We don’t. We don’t need to. What we need to do is deploy the changed code into a cloud whose other components are expected to be compatible with that code. Devstack did this by taking a given branch of a bunch of components and bringing them up from scratch. Instead, we run a production grade, monitored and alerted deployment of all the components. Possibly we run many such deployments, for configurations that cannot coexist (e.g. different federation modes in keystone?). The people answering the pages for those alerts could be the service developers, or it could be an operations team with escalation back to the developers as-needed (to filter noise like ‘oh, cloud $X has just had an outage’).

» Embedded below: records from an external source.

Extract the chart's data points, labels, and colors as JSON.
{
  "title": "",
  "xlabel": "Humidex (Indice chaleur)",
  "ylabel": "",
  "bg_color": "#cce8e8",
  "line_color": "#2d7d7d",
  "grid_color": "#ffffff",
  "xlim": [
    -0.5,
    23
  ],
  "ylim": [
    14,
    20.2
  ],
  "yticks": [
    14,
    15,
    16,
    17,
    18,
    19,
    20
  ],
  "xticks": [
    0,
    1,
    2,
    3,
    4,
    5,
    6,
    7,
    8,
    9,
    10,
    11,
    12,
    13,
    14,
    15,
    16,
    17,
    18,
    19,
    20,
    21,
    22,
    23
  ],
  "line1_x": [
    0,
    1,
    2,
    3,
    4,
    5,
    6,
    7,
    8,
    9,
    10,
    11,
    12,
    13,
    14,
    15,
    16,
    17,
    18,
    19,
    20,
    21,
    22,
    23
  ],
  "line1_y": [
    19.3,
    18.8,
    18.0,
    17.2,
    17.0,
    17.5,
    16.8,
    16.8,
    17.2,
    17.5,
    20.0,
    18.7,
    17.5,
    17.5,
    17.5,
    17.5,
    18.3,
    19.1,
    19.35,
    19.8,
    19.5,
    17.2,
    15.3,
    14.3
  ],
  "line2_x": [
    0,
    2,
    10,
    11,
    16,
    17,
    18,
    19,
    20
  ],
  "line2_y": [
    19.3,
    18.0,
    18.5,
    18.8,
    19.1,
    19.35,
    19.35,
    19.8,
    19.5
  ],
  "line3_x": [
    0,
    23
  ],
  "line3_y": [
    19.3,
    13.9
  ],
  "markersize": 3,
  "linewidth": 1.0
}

But ultimately the developers would be directly accountable in some realtime fashion.

Then the test workflow becomes:

  1. Build the code under test. (e.g. clean VM, pip install, whatever)
  2. Deploy that code into the existing cluster as a new shard
  3. Exercise it as desired
  4. Tear it down

Let’s use nova-compute as an example.

  1. pip install
  2. Run nova-compute reporting to an existing API server with some custom label on the hypervisor to allow targeting workloads to it
  3. Deploy a VM targeted it
  4. tear it down

I’m sure this raises lots of omg-we-can’t-do-that-because-technical-reason-X-about-what-we-do-today.

That’s fine, but for the purposes of this discussion, consider the destination – not the path.

If we did this:

  • Individual test runs could use substantially less resources
  • And perform substantially less work
  • Which implies better performance
  • Failures due to other components than the service under test would be a thing of the past (when you’re on the hook for your service running reliably, you engineer it to do that)

I think this post is long enough, so let me recap briefly. If there is interest out there I can drill into what sort of changes would be needed to transition to such a system, the suggestions I have for ease of use and ease of operations, and I think I’m also ready to provide some discussion about what the architecture of OpenStack should be.

Recap: why is development hard

Cultural problem #1: silos rather than collaboration in place. Moving the code rather than working with others.

Cultural problem #2: excessive entry controls. Make each commit right rather than trend up wards with a low-latency high change rate.

Cultural problem #3: developer feedback cycle is measured in weeks (optimistically), or years (realistically).

Technical problem #1: excessive code executed in tests: 80% of test activity is not testing the code under test.

Technical problem #2: our testing is optimised for new-cloud deployments: as our userbase grows upgrades become the common use case and testing should match that.